Students share their struggles and give advice on the much dreaded, junior year of college.
Graphic by: Rebekah Rutledge
Junior year is claimed to be the most difficult year of college. It’s the “not quite there, but almost” year. Junior year is a tease. Right this minute students sit in dorms and apartments across St. Louis, wrapping up their junior years, suffering from early-onset senioritis, wanderlust and complete apathy for anything school related. Just know that you are not alone if you are spending countless hours procrastinating homework with Netflix and DubSmash binges. Here is what juniors and seniors at MBU have to say about the reality of junior-itis, a completely unscientific, but all-too-real affliction.
JUNIORS: How they are struggling
Katie Switzer, St. Louis
“We find ourselves ready to be done with school because we are ‘oh so close.’ I have a hard time being able to do all my studying knowing that summer is so close. Just tell myself that it’s all worth it in the end and to buckle down and do it!”

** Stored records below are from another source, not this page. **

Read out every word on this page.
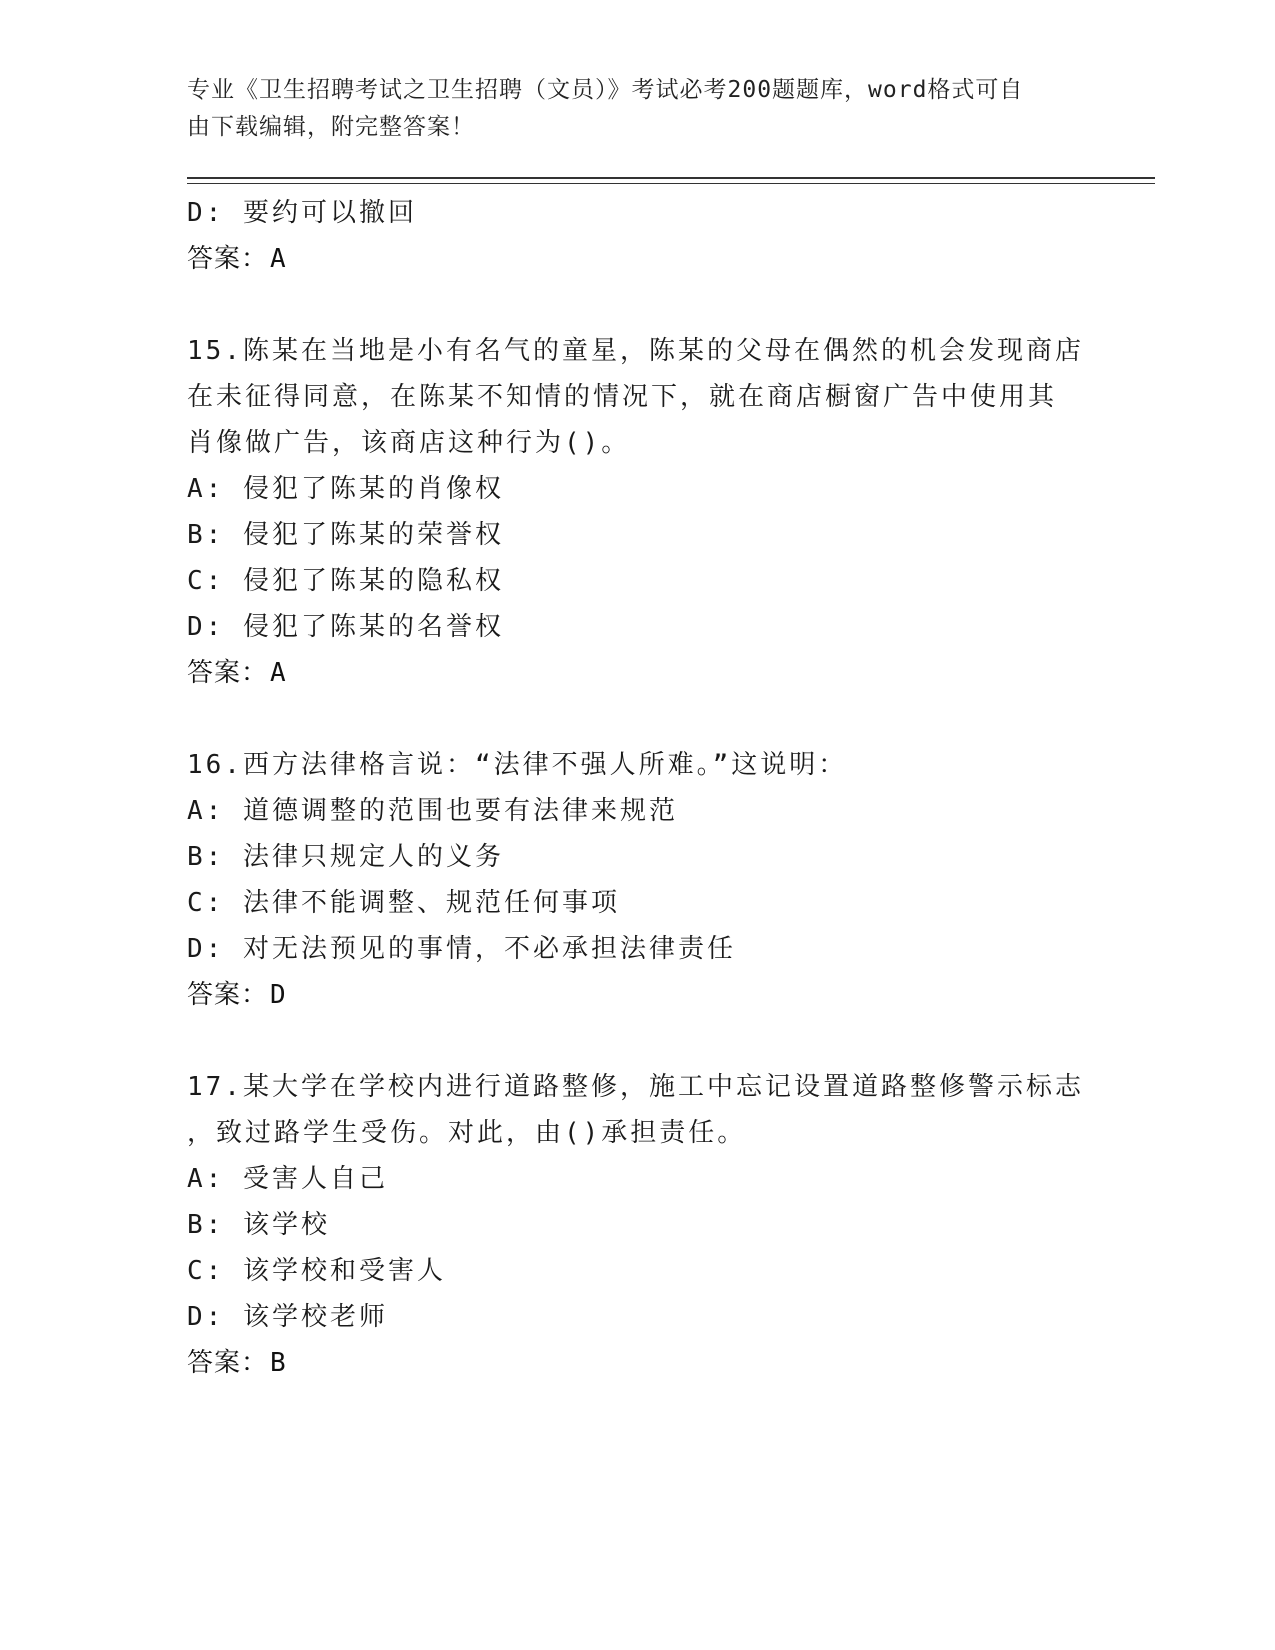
专业《卫生招聘考试之卫生招聘（文员）》考试必考200题题库，word格式可自
由下载编辑，附完整答案！
D: 要约可以撤回
答案：A
15.陈某在当地是小有名气的童星，陈某的父母在偶然的机会发现商店
在未征得同意，在陈某不知情的情况下，就在商店橱窗广告中使用其
肖像做广告，该商店这种行为()。
A: 侵犯了陈某的肖像权
B: 侵犯了陈某的荣誉权
C: 侵犯了陈某的隐私权
D: 侵犯了陈某的名誉权
答案：A
16.西方法律格言说：“法律不强人所难。”这说明：
A: 道德调整的范围也要有法律来规范
B: 法律只规定人的义务
C: 法律不能调整、规范任何事项
D: 对无法预见的事情，不必承担法律责任
答案：D
17.某大学在学校内进行道路整修，施工中忘记设置道路整修警示标志
，致过路学生受伤。对此，由()承担责任。
A: 受害人自己
B: 该学校
C: 该学校和受害人
D: 该学校老师
答案：B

Brittni Brandwein, Warrenton, Mo.
“I do consider this to be true. Mainly because you’re so so close to being done, and you still have your senior year to finish, so mentally you are drained in the thoughts that you’ve been in school already for six semesters and you only have two more left but you know they’re going to be the most difficult which then causes you to not want to even come back to school.”
Grant Gluesenkamp, St. Louis
“Classroom-wise you start taking classes that are for the type of degree that you are in, then the workload from those classes is much more difficult. Unlike when I was an underclassman when I was only taking gen ed type of classes the class work was much easier”
Chad Otec, Crystal City, Mo.
“Not for me because I have many things motivating me to get good grades. I want to pull my GPA up, I am captain of the soccer team so I can’t slack in the classroom, and I’m getting more mature so skipping class and not doing homework isn’t cool to me anymore.”
Chris Rowland, St. Louis
“Currently I am struggling with trying to figure out the best time to start testing for police departments because of the very specific and limited testing windows. I am hoping to have this figured out next year, which is why I think junior year has been the most difficult year so far.”
SENIORS: How they survived
Bethany Chambers, St. Louis
“It’s the first time taking upper level courses and lack of motivation. Encouragement from upperclassmen and making small goals helped.”
Alen Palislamovic, Bosnia
“My friends and teammates were really helpful in motivating me through my junior year. Having small class sizes also allows professors to give students more attention and help, don’t forget to use this.”
Ryan Krupp, St. Louis
“I think the hardest part … is knowing that you’re approaching the end. Something that’s commonly undervalued is the relentless attitude that is needed to become successful in any given task. I think that’s what got me through my junior year, knowing that I had to be relentlessly conscious about the work I was doing and managing extra-curricular activities. Dealing with the stress and motivation issues became easier once I started tackling tasks one at a time and surrounded myself with supportive individuals. My advice to juniors who are struggling right now would be to make proactive changes to help gain control of their situation. … Seek advice from your closest, most supportive friends on getting through the semester.”
Justin Hannel, Austin
“Nose to the grindstone. I just kept trying to do better. Time management is really important and having someone to hold you accountable.”
Jerica Drago, Fort Collins, Colo.
“Last year I was able to get through school by getting involved in off-campus activities, such as yoga, that focus on cultivating my personal maturity instead of just my academic maturity. That has carried over into this year. I continue to practice yoga this year as well and I really feel that it has helped me with focus, endurance and self-esteem. Making sure that I had strong mental health has definitely contributed to better results in the classroom.”